Statistiquement parlant, 85% des femmes accouchent avant le terme. Dans notre cas c'est le 23 Septembre 2017 la date à laquelle petite patate devrait être née, soit dans deux jours...et toujours rien.

On ne se remet jamais complètement d'une fausse couche, elle reste là dans un coin de notre cerveau, tapi, à attendre la grossesse suivante. Et quand elle survient enfin, c'est juste une torture mentale de tous les instants.

Après avoir vécu les 4 premiers mois à me demander chaque jour si bébé n'était pas déjà mort (jusqu'à ce que je sente ses coups),  j'ai passé les mois suivant dans la peur constante d'un accouchement prématuré pour ne m'apaiser qu'une fois la barre des 37 semaines passée.

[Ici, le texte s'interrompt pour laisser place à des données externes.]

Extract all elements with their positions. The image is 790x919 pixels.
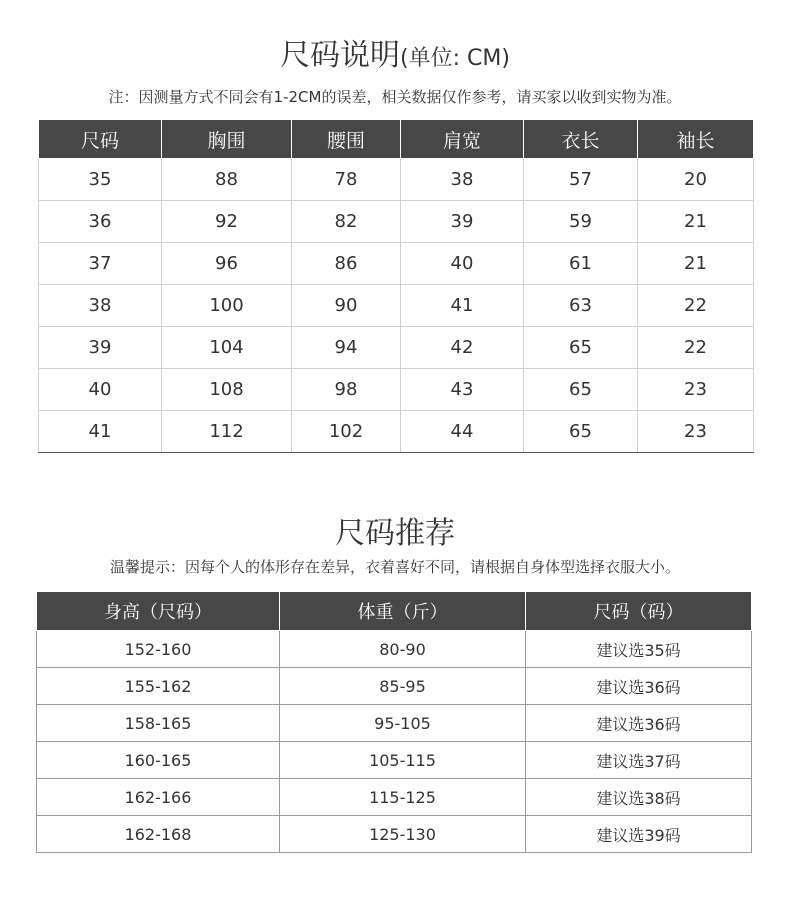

Et maintenant, le stress revient. Parce que plus le termps passe, plus le risque que mon placenta vieillissant cesse de le nourrir augmente. Parce que l'espoir d'un accouchement naturel s'éloigne davantage chaque jour, moi qui souhaiterais que le jour de sa naissance soit une surprise, qu'elle se fasse sans péridurale, perfusions, instruments, sans trop de médicalisation finalement.

Aujourd'hui à 2 semaines de la date à laquelle notre petit monde s'est effondré l'année dernière et à 3 semaines de la journée mondial du deuil périnatal, j'ai peur.